Long-term user of Anki ~ 13-14 yrs, with mostly language learning focus. It’s good; but out of the box, I find that most users barely tap into its utility. It’s templating engine, ability to shape card content and formatting via JS and CSS put it in a league above most other SRS applications. (With the caveat that it’s easy to waste a lot of time on inconsequential card-tweaking…)
A lot of people complain that it uses an inferior SRS algorithm. Other algorithms can be patched in; but I’ve never bothered because it seems like a hyper-optimization without known real-world outcomes. (i.e. Will I speak better {L2} if I use alternate SRS algorithm?)
I'm not sure I believe we understand our own learning/memory anything like enough for this not to be total pseudoscience? Reminds me of A Beautiful Mind.
It doesn't matter whether this actually models how memory works in reality, as long as it has actual predictive capabilities which correlate to how it works in practice.
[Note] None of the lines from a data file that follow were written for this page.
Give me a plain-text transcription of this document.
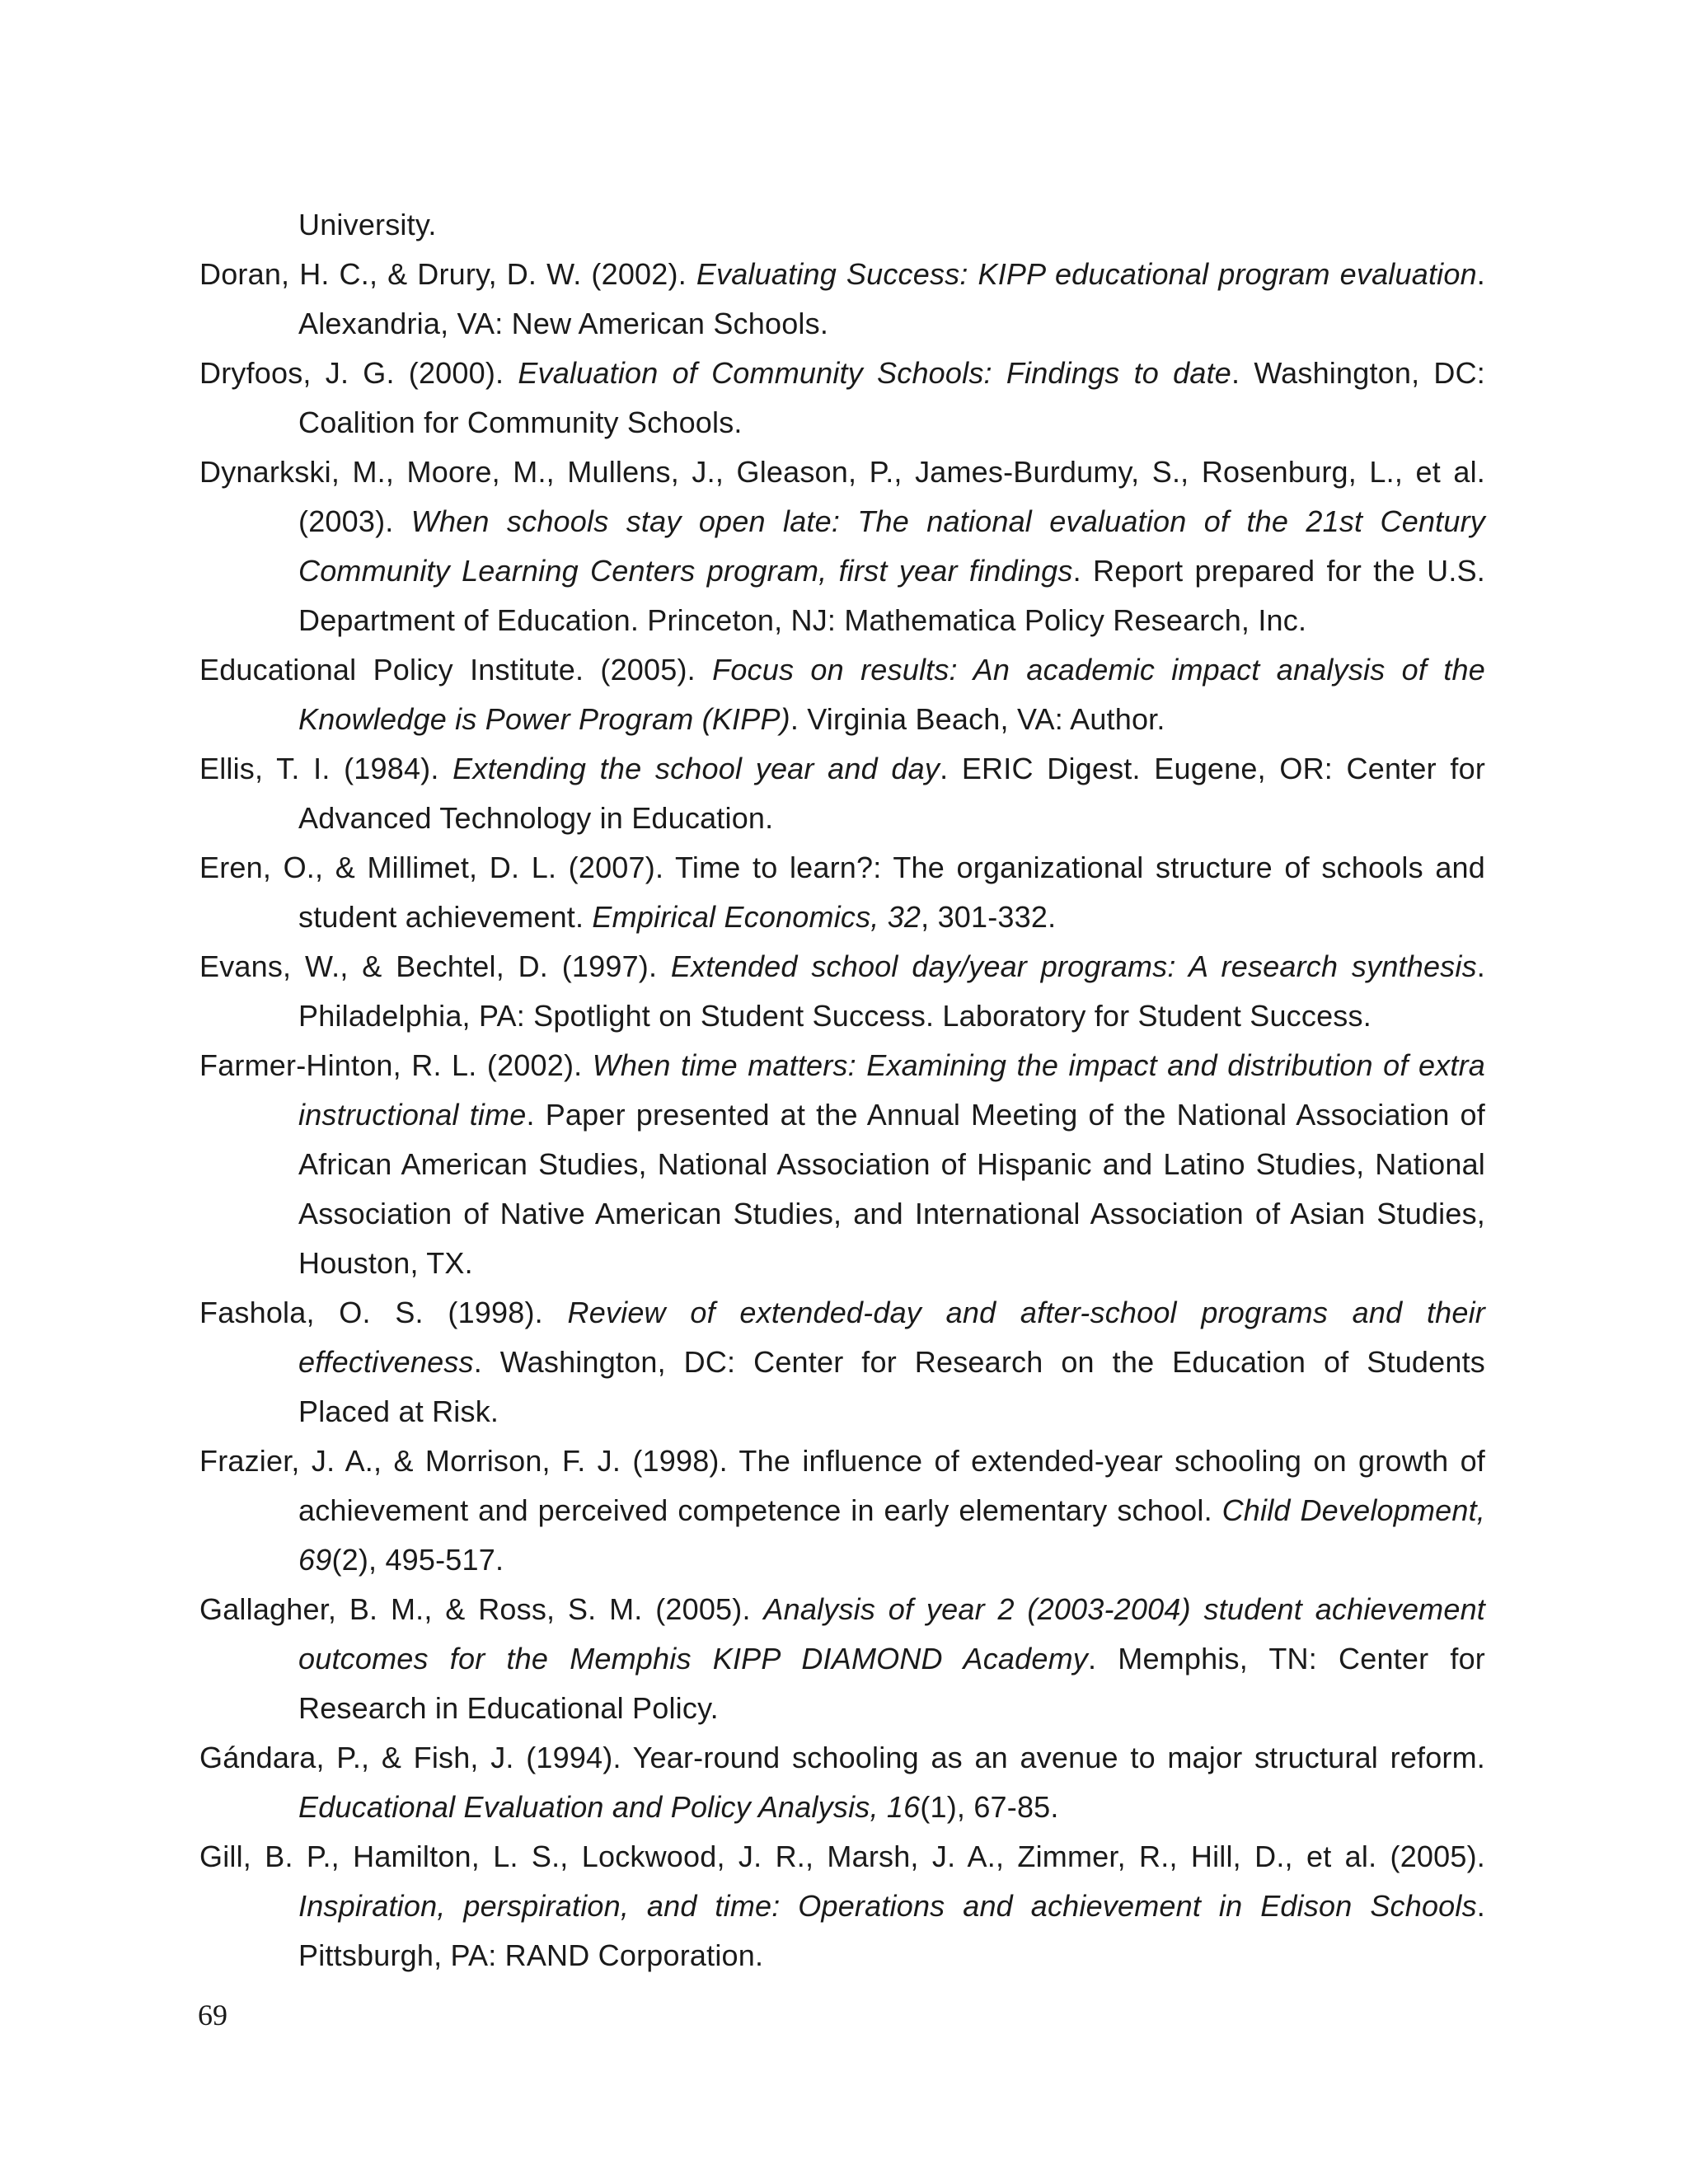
University.

Doran, H. C., & Drury, D. W. (2002). Evaluating Success: KIPP educational program evaluation. Alexandria, VA: New American Schools.

Dryfoos, J. G. (2000). Evaluation of Community Schools: Findings to date. Washington, DC: Coalition for Community Schools.

Dynarkski, M., Moore, M., Mullens, J., Gleason, P., James-Burdumy, S., Rosenburg, L., et al. (2003). When schools stay open late: The national evaluation of the 21st Century Community Learning Centers program, first year findings. Report prepared for the U.S. Department of Education. Princeton, NJ: Mathematica Policy Research, Inc.

Educational Policy Institute. (2005). Focus on results: An academic impact analysis of the Knowledge is Power Program (KIPP). Virginia Beach, VA: Author.

Ellis, T. I. (1984). Extending the school year and day. ERIC Digest. Eugene, OR: Center for Advanced Technology in Education.

Eren, O., & Millimet, D. L. (2007). Time to learn?: The organizational structure of schools and student achievement. Empirical Economics, 32, 301-332.

Evans, W., & Bechtel, D. (1997). Extended school day/year programs: A research synthesis. Philadelphia, PA: Spotlight on Student Success. Laboratory for Student Success.

Farmer-Hinton, R. L. (2002). When time matters: Examining the impact and distribution of extra instructional time. Paper presented at the Annual Meeting of the National Association of African American Studies, National Association of Hispanic and Latino Studies, National Association of Native American Studies, and International Association of Asian Studies, Houston, TX.

Fashola, O. S. (1998). Review of extended-day and after-school programs and their effectiveness. Washington, DC: Center for Research on the Education of Students Placed at Risk.

Frazier, J. A., & Morrison, F. J. (1998). The influence of extended-year schooling on growth of achievement and perceived competence in early elementary school. Child Development, 69(2), 495-517.

Gallagher, B. M., & Ross, S. M. (2005). Analysis of year 2 (2003-2004) student achievement outcomes for the Memphis KIPP DIAMOND Academy. Memphis, TN: Center for Research in Educational Policy.

Gándara, P., & Fish, J. (1994). Year-round schooling as an avenue to major structural reform. Educational Evaluation and Policy Analysis, 16(1), 67-85.

Gill, B. P., Hamilton, L. S., Lockwood, J. R., Marsh, J. A., Zimmer, R., Hill, D., et al. (2005). Inspiration, perspiration, and time: Operations and achievement in Edison Schools. Pittsburgh, PA: RAND Corporation.

69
And this can be easily verified with data and simulations. The algorithm predicts how likely it is that you'll remember a given piece of information (e.g. in three days you'll remember this card with 80% probability), so if you can get a big dataset of reviews and run it through the algorithm you can easily check how accurate it is, e.g by calculating a brier score, or by comparing predicted vs actual recall curves.
Source: I've developed an even better algorithm than FSRS (I've directly compared them in the past, although that was quite a while ago so it might have been for one of the older versions of FSRS, so I'm not sure how the newest one compares), and now I'm working on an even better one.
I'm not really sure what you mean? It's been empirically validated to predict how you remember better than alternatives (or equal to SM-17) (essentially when it predicts that your % recall is below a certain threshold, it just shows you the card)
A lot of people complain that it uses an inferior SRS algorithm. Other algorithms can be patched in; but I’ve never bothered because it seems like a hyper-optimization without known real-world outcomes. (i.e. Will I speak better {L2} if I use alternate SRS algorithm?)